No. It changes what analysts spend their time on. A March 2026 report by Anton Chuvakin, Security Advisor at Google Cloud's Office of the CISO, and Oliver Rochford, co-founder of Aunoo AI, found that in production AI SOC deployments, human analysts retain decision authority throughout. AI handles enrichment, summarization, and investigation steps. Humans make the calls. The Crogl 2026 State of SecOps report found that 57% of practitioners cite freeing analyst bandwidth as a primary benefit of AI in the SOC. The argument for agentic investigation is a capacity argument, not a headcount argument. The 4.8 million unfilled cybersecurity positions globally are not closing. The answer is analysts whose time is spent on decisions, not on assembling the evidence that precedes them.
How do you defend against agentic AI attacks?

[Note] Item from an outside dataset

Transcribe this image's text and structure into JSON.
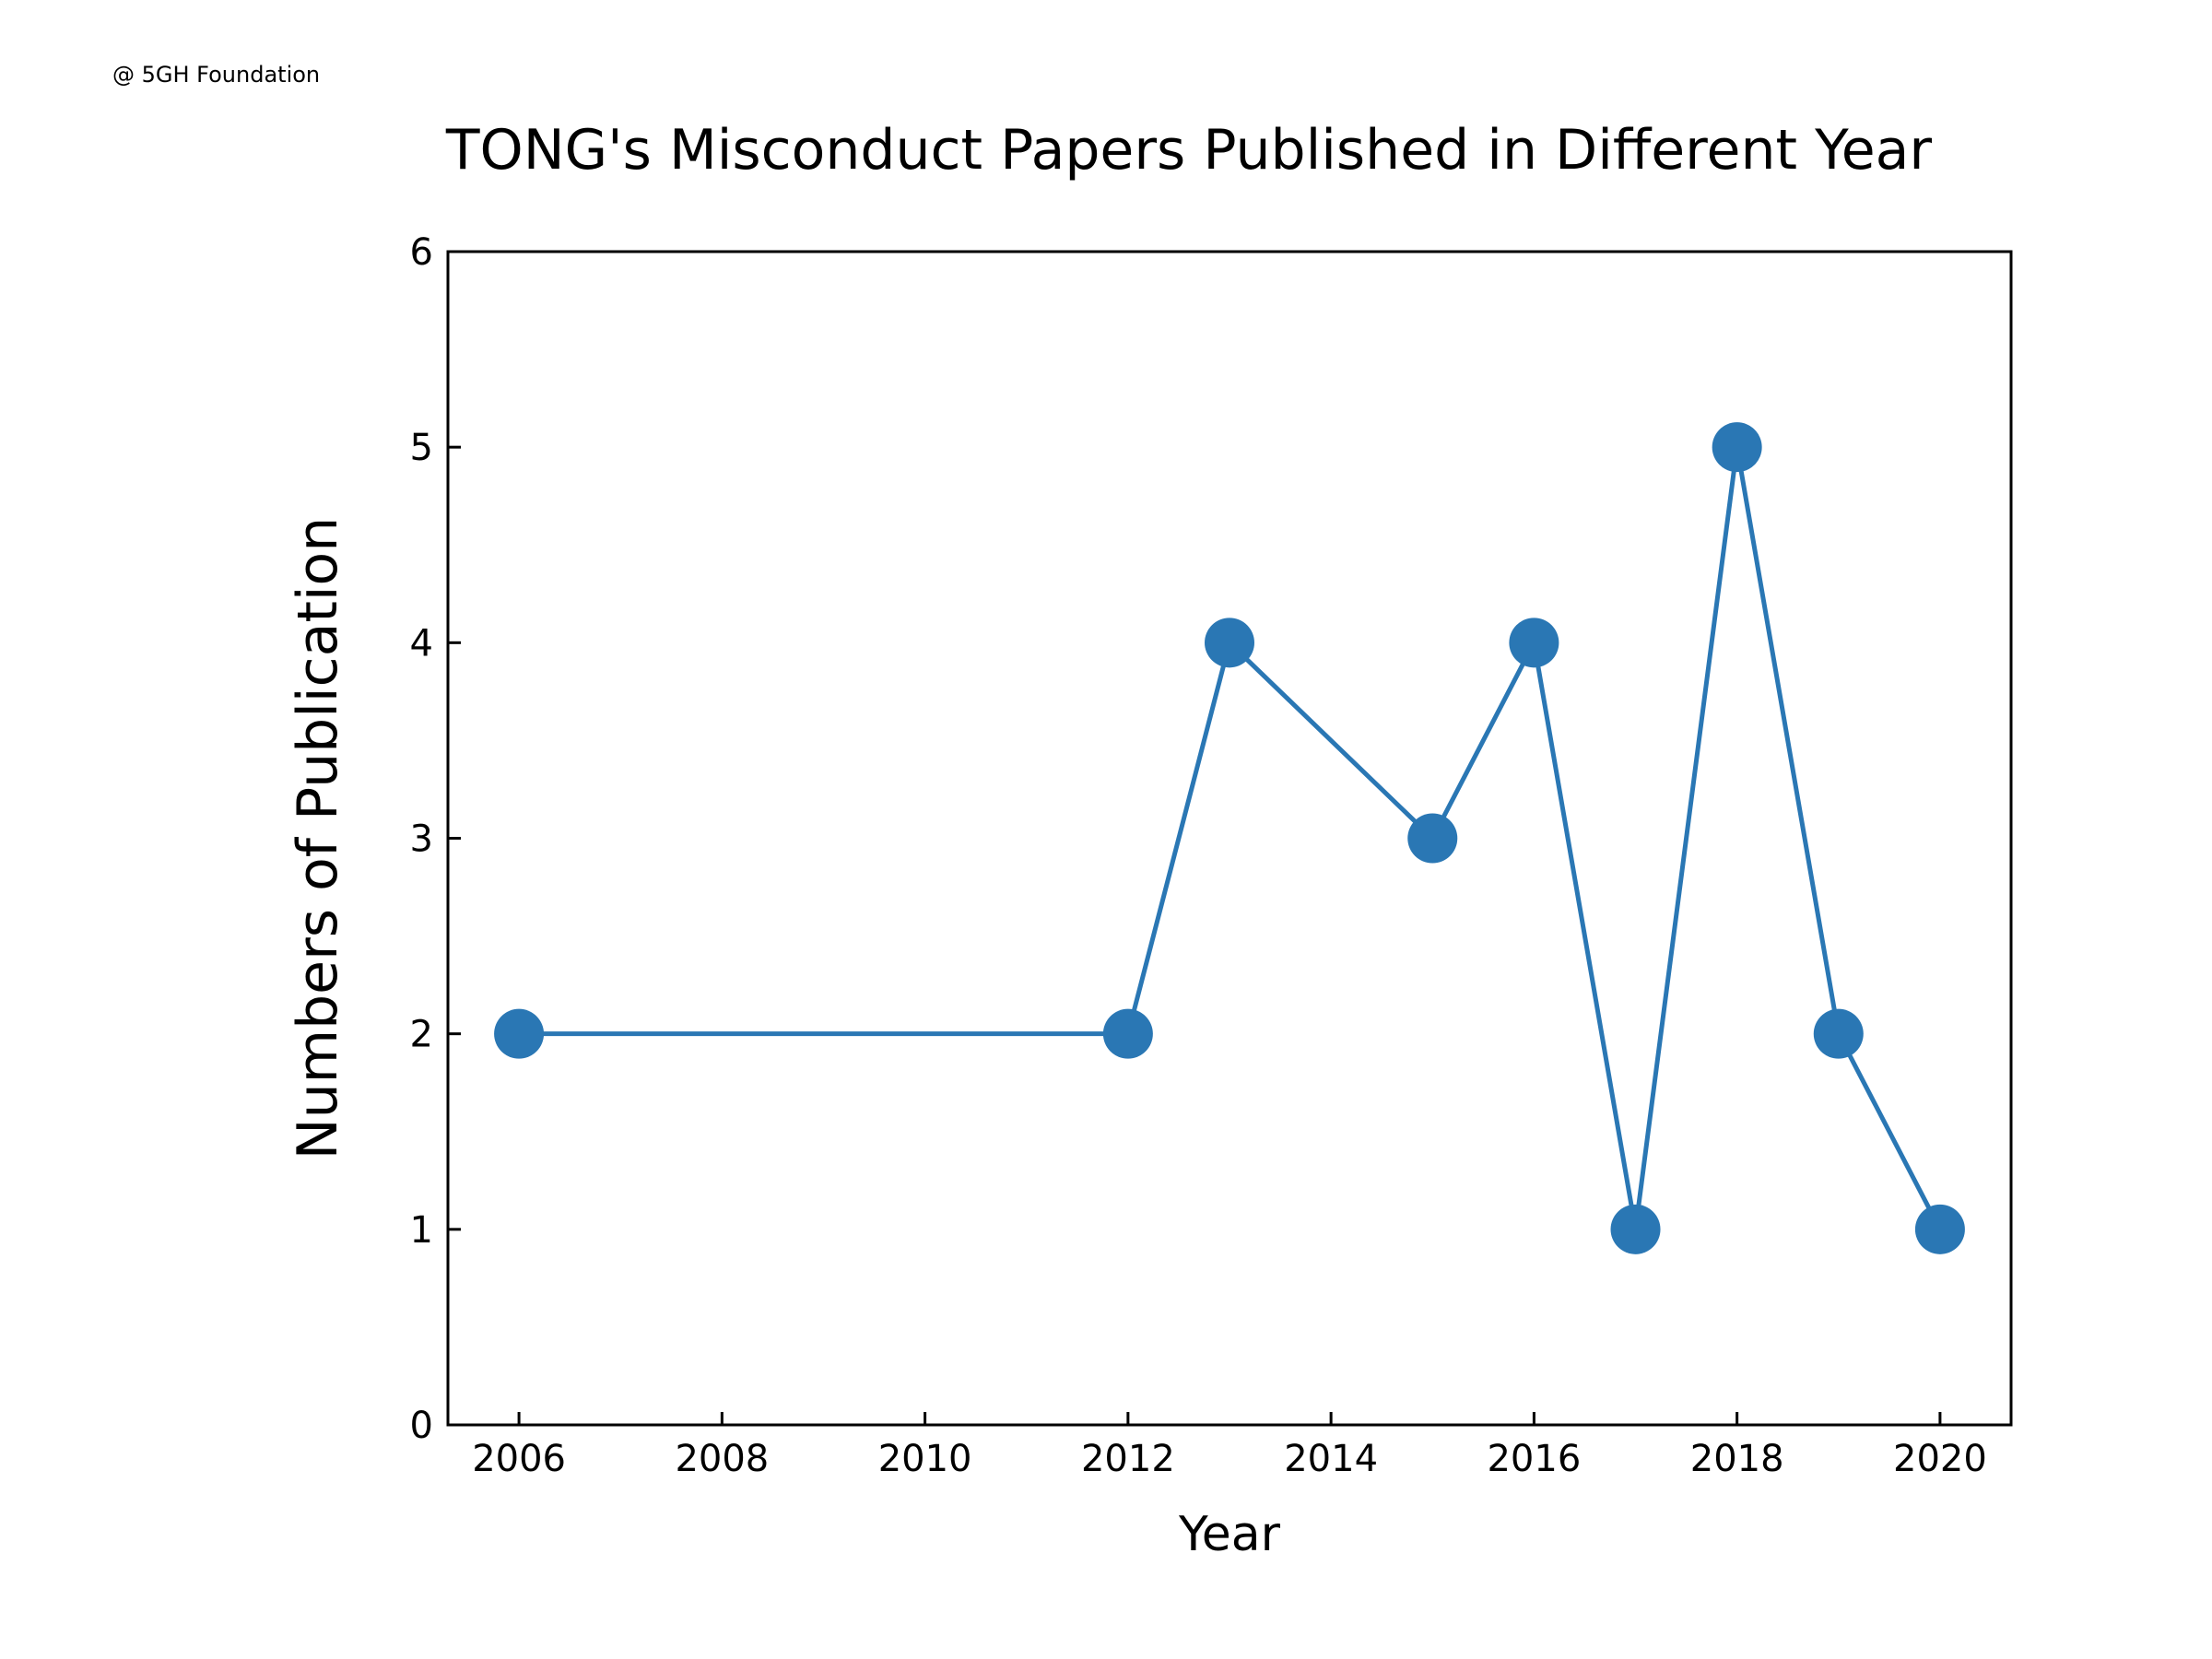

Defending against agentic AI attacks requires investigation capability that operates at the same speed and scale as the threats. Three requirements follow. First, the defensive system needs a continuously updated model of the environment: users, assets, behavioral baselines, and event history. Agentic attacks run parallel operations that do not follow sequential patterns. Correlating them requires context that exists before the alert arrives, not assembled manually after it does. Second, the system needs to query data sources without requiring normalization beforehand. An investigation architecture that requires a clean data pipeline is too slow by design. Third, every action the defensive system takes needs to be logged, auditable, and interrogable. AI agents authenticate, hold credentials, and take autonomous action. Governing them requires the same rigor applied to human users and service accounts, including a full audit trail from decision to action. Crogl is built around these three requirements and runs in the environments where the data lives, including air-gapped networks.